Another Intersession

My school has decided that the best way to standardize the education of its students, who rotate through different hospitals and *gasp* might learn different things during those rotations, is to bring the whole class back together for more classroom experience before letting us have a winter break.

It has been, for all my complaining, an illuminating experience. I sat at lunch today with six of my most successful classmates, the kind of people who already know where they are matching, because the residency director took one look at their scores, saw them on the wards, and accepted them on the spot. Among this group of luminaries, I posed the question: looking back at all this, would you come to medical school again? Not a single person said yes.

The afternoon was a series of three classes on "Shared Decision Making" which is a fancy way of saying "be nice, and don't pretend you're a god." I figure if you haven't figured that out, you're going into surgery, and if you have, you're not going to learn anything from it. The last thing I need is to hear some know-it-all tell a moving story and then follow it up with a threat to "sue a doctor I doesn't[sic] like." I felt all the compassion they were trying to bolster draining out of me as she droned on with her poor grammar and utter inability to face the fact that her medical problems were largely due to choices she had made, and that the projection wasn't becoming.

That's not very compassionate, I know. Chameleon-like, I can take such attitudes from my surroundings. And when I think back to first year, contrasting the classes then with the one today, I'm struck with the memory of people actually smiling then. People excited to become doctors. Now it seems we're just exhausted and angry. Sam Shem in The House of God says something about being able to tell, just by looking at them, the difference between a student just starting their third year and one just starting their fourth, because the fourth year is the one with the cynicism about the entire enterprise. I don't think the cynicism really abates until after residency, and sometimes, not even then. But I can definitely feel the pull towards it I was warned against while starting med school. People say "don't let them change you," but like Vader said: "you don't understand the power of the Dark Side of the Force."


Anonymous said...

The best surgeons know that too.

Nathan said...

This is true. I have met compassionate surgeons, and they are wonderful. My rather sardonic mood boiled over a bit there.

Anonymous said...

Not if you watch Grey's Anatomy they don't, Zhoen :)

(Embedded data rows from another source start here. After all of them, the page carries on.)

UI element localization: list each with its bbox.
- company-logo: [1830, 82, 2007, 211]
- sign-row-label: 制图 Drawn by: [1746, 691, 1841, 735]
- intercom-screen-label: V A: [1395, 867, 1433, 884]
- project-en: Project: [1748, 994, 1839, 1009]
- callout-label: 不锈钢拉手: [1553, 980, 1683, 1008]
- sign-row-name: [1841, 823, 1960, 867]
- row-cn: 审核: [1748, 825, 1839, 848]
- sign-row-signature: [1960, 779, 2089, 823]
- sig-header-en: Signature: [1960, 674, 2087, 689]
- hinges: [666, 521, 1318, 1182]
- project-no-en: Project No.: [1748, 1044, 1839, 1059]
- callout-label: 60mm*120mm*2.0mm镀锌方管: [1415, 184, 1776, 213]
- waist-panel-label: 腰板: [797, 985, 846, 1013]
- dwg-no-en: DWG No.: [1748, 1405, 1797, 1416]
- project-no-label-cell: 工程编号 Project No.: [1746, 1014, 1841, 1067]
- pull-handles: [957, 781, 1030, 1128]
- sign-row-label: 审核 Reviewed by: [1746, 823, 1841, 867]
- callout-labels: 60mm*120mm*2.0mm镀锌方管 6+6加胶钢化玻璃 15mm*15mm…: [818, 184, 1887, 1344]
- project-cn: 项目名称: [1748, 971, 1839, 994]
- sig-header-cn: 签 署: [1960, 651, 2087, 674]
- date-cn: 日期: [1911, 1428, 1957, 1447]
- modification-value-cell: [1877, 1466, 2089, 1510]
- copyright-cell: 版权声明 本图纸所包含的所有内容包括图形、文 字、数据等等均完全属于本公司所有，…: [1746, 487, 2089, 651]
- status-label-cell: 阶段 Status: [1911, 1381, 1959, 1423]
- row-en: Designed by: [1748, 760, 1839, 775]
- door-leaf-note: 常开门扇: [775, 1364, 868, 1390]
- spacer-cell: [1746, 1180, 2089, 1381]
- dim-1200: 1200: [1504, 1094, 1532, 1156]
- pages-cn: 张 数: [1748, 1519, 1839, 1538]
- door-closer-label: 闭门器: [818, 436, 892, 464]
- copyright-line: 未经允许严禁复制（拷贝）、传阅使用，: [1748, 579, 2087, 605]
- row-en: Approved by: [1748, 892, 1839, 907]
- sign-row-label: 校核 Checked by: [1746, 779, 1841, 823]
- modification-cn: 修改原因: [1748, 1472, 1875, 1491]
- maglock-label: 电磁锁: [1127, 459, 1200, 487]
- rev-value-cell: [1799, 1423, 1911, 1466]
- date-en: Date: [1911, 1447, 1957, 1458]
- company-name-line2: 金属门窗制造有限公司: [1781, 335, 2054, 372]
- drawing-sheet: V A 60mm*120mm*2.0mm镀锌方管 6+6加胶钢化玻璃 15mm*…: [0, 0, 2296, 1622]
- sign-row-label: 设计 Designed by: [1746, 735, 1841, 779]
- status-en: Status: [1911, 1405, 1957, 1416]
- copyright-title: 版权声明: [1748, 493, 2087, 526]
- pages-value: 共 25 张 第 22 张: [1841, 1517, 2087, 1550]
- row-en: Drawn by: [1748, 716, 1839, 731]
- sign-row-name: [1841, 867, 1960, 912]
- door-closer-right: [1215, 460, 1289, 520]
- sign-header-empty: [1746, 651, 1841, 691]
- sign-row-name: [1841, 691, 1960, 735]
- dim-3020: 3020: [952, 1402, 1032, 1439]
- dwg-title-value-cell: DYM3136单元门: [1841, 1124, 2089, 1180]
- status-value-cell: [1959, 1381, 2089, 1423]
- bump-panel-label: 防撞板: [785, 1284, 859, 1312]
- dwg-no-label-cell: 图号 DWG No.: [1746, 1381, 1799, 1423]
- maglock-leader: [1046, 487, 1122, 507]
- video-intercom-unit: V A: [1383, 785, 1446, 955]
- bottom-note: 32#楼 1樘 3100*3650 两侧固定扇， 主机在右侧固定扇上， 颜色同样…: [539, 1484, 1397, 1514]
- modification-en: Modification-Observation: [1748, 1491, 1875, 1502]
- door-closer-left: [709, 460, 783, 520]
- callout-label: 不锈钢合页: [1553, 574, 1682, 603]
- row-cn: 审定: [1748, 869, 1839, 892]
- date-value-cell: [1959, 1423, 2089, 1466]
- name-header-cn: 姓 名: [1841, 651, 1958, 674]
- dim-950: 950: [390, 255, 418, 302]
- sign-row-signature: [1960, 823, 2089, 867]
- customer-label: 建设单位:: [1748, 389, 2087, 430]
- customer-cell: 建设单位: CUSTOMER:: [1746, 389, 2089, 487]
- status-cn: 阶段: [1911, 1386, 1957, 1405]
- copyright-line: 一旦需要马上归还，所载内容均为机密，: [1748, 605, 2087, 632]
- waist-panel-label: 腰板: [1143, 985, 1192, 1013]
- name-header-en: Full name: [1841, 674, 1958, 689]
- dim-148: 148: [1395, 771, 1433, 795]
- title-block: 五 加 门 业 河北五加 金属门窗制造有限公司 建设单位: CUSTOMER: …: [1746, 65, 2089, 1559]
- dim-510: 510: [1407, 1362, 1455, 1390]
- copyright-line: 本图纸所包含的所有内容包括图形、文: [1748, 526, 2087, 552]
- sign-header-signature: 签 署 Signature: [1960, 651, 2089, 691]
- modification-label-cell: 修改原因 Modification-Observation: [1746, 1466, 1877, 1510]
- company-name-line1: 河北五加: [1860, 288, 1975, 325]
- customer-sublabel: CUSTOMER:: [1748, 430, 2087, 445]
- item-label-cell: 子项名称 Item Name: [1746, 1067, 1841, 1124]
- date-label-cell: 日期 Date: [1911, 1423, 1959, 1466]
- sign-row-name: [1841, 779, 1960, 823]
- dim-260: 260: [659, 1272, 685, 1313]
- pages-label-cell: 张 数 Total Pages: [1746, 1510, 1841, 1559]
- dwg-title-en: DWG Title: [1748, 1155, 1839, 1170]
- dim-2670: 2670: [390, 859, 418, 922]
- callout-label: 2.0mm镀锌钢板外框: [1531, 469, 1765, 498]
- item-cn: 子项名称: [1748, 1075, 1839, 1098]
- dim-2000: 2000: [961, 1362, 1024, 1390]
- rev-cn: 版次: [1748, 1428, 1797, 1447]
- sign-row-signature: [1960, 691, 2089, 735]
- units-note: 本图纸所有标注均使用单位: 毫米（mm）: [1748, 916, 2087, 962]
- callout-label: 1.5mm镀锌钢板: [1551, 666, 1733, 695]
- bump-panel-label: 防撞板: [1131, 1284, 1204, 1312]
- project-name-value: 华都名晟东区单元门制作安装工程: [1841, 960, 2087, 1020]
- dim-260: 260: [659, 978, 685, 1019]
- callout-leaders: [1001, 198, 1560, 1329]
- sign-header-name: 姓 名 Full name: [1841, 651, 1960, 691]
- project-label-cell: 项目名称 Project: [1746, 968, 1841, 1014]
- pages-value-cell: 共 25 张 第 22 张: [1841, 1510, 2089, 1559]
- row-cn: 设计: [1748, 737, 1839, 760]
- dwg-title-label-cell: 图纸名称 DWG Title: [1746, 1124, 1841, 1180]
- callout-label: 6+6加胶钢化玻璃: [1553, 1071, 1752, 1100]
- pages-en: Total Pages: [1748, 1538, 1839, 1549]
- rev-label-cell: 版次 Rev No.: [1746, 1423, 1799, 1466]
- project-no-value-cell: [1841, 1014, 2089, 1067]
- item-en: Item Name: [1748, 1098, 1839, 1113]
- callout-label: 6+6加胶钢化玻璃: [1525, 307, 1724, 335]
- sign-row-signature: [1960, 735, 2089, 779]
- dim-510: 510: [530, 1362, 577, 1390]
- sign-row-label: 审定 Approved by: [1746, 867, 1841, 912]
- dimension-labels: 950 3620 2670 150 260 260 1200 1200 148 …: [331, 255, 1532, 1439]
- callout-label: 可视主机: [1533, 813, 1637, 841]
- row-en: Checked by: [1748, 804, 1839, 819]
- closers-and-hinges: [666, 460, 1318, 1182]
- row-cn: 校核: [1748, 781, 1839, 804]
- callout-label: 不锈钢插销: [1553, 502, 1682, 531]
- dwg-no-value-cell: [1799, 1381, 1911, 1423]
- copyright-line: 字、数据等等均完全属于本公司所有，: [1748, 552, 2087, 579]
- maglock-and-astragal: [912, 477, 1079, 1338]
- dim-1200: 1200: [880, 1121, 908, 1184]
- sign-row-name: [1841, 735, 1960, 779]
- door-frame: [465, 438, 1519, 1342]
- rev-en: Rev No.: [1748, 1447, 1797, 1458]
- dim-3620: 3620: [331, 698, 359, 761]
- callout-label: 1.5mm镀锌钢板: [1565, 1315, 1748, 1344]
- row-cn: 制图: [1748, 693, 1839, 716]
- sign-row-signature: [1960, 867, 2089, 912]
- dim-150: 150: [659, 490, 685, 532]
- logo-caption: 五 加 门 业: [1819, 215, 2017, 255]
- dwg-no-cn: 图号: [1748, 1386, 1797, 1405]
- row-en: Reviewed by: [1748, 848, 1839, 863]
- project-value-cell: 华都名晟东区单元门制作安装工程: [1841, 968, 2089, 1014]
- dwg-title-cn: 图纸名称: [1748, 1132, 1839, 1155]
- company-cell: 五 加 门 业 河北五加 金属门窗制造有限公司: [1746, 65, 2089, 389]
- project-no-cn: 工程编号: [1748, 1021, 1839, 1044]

Heh. But yes, I've had the privilege of working with some great surgeons who were completely down-to-earth. Makes me wanna become one myself someday. If my carpal tunnel and poor eyesight don't take me down first, of course.

Good post, Nathan. A little disheartening to poor pre-clinical slaves like me though :(

Anonymous said...

I think a part of what makes it a tough relization that medicine isn't all it's cracked up to be is the fact that you have to fight so hard to get into it. I mean, if people want to do it so badly, it's got to be great, right? Hah, if only I'd known sooner.

Anonymous said...

ok, I made a spelling mistake, but I'm studying and really tired, forgive me.